Professional liability insurance (also called errors and omissions insurance) is essential if you provide creative or advisory services. Major broadcasters increasingly require freelancers to carry professional indemnity insurance before they'll hire you. Equipment coverage is another must-have—whether you own expensive cameras and lighting or regularly rent gear, you need protection against damage or theft. General liability insurance protects you if someone gets injured on a set or during a production.
Don't overlook cyber liability insurance if you handle sensitive client information or work with digital assets. Data breaches and online threats are increasingly common, and clients expect you to protect their intellectual property. Having proper insurance isn't just about protecting yourself—it's often a requirement for landing gigs with major studios and production companies.

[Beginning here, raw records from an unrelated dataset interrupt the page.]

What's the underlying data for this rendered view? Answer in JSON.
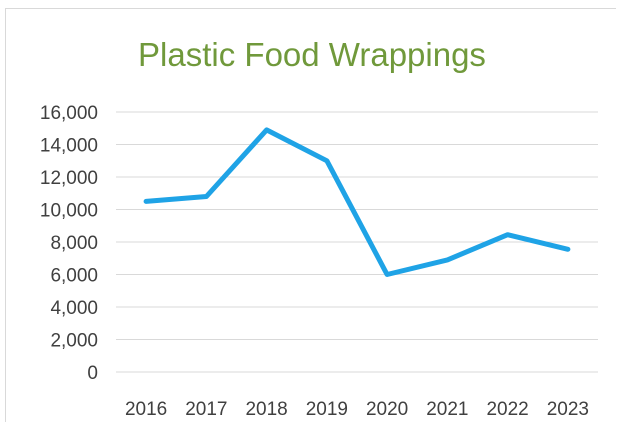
{
  "chart_data": {
    "type": "line",
    "title": "Plastic Food Wrappings",
    "xlabel": "",
    "ylabel": "",
    "categories": [
      "2016",
      "2017",
      "2018",
      "2019",
      "2020",
      "2021",
      "2022",
      "2023"
    ],
    "series": [
      {
        "values": [
          10500,
          10800,
          14900,
          13000,
          6000,
          6900,
          8450,
          7550
        ],
        "color": "#1fa3e6"
      }
    ],
    "ylim": [
      0,
      16000
    ],
    "yticks": [
      "0",
      "2,000",
      "4,000",
      "6,000",
      "8,000",
      "10,000",
      "12,000",
      "14,000",
      "16,000"
    ],
    "grid": true,
    "legend": "none"
  }
}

How Proposition 103 Protects You
California's Proposition 103, passed by voters in 1988, gives you protections that residents of other states don't have. Insurance companies must get approval from the state's Department of Insurance before implementing rate increases for property and casualty insurance. They can't just raise your premiums whenever they feel like it.

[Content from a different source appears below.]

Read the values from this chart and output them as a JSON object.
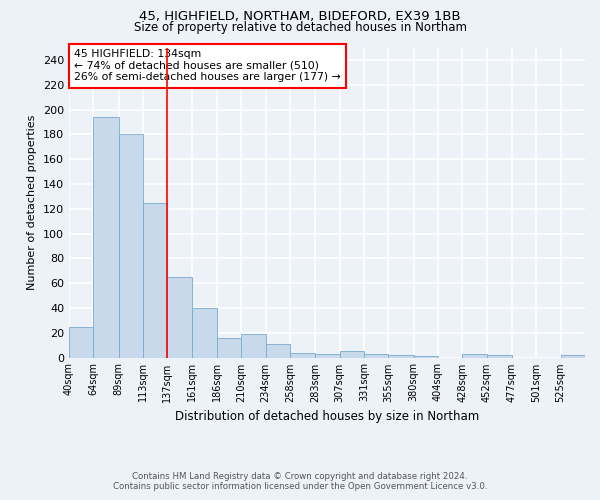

Here's what Prop 103 means for you practically: Your auto insurance company can't charge you more just because you had a gap in coverage. If you're forming a group with neighbors or colleagues, you can negotiate group insurance policies. And according to a 2019 study, Prop 103 has saved California drivers $154 billion on auto insurance premiums since 1988—making it the only state where auto insurance premiums actually decreased during that period.
Getting the Right Coverage for Your Situation
The biggest mistake Burbank residents make is assuming their basic insurance policies cover everything they need. Between earthquake exclusions, fire coverage limitations, and entertainment industry requirements, you likely need a combination of policies tailored to your specific situation.
Start by reviewing what you already have. Check your auto insurance limits—do they meet the new 30/60/15 minimums? Better yet, do they provide adequate protection given Burbank's traffic and vehicle values? Look at your homeowners policy and understand what's excluded. If you're in an area where traditional insurers are pulling back, research the FAIR Plan before you're forced to use it. Consider whether earthquake insurance makes sense for your financial situation—can you afford to rebuild without it?
For entertainment industry professionals, talk to a broker who specializes in production and freelancer coverage. Your needs are different from someone working a traditional 9-to-5 job, and you need someone who understands the specific requirements studios and production companies impose. Don't wait until you're about to start a job to realize you're missing essential coverage—getting these policies in place takes time.